In still another embodiment, a method for monitoring and controlling a membrane separation process including a membrane capable of removing solutes from a feed stream for use in an industrial process is provided. The method includes the steps of adding an inert fluorescent tracer and a tagged fluorescent agent to the feed stream; contacting the membrane with the feed stream; separating the feed stream into a first effluent stream and a second effluent stream to remove solutes from the feed stream; providing a fluorometer to detect the fluorescent signal of the inert fluorescent tracer and the tagged fluorescent agent in at least one of the feed stream, the first effluent stream and the second effluent stream; using the fluorometer to measure the inert fluorescent tracer and the tagged fluorescent agent in an amount ranging from about 5 ppt to about 1000 ppm in at least one of the feed stream, the first effluent stream and the second effluent stream; and evaluating at least one process parameter specific to membrane separation based on the measurable amounts of the inert fluorescent tracer and the tagged fluorescent agent.
It is, therefore, an advantage of the present invention to provide methods and systems that utilize inert fluorescent tracers in combination with tagged fluorescent agents to monitor and/or control membrane separation processes or systems.
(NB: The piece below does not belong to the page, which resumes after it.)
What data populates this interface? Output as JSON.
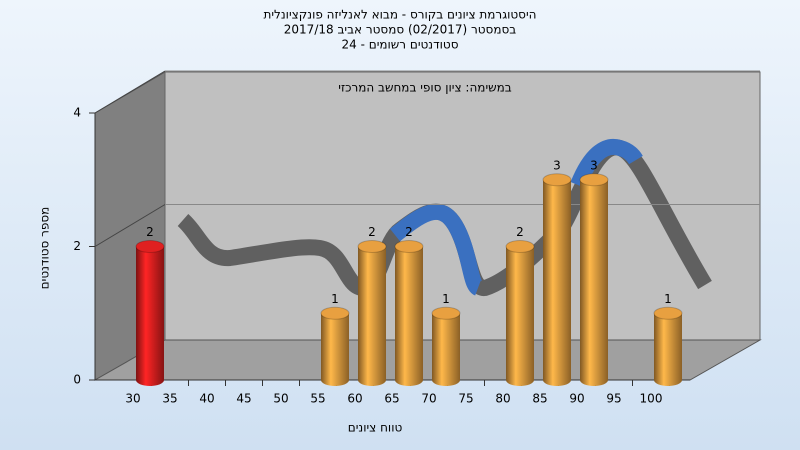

Another advantage of the present invention is to provide methods and systems that utilize measurable amounts of inert fluorescent tracers and tagged fluorescent agents to improve the operational efficiency of membrane separation processes or systems.
A further advantage of the present invention is to provide methods and systems for monitoring parameters specific to membrane separation processes with selectivity, specificity and accuracy based on measurable amounts of inert fluorescent tracers and tagged fluorescent agents added to the membrane separation system.
Yet another advantage of the present invention is to provide methods and systems for monitoring and/or controlling membrane separation processes for purifying aqueous feed streams suitable for use in industrial water systems.
Still further an advantage of the present invention is to enhance performance of membrane separation processes or systems that utilize cross-flow and/or dead-end flow separation to remove solutes from feed streams.
Additional features and advantages of the present invention are described in, and will be apparent in, the detailed description of the presently preferred embodiments.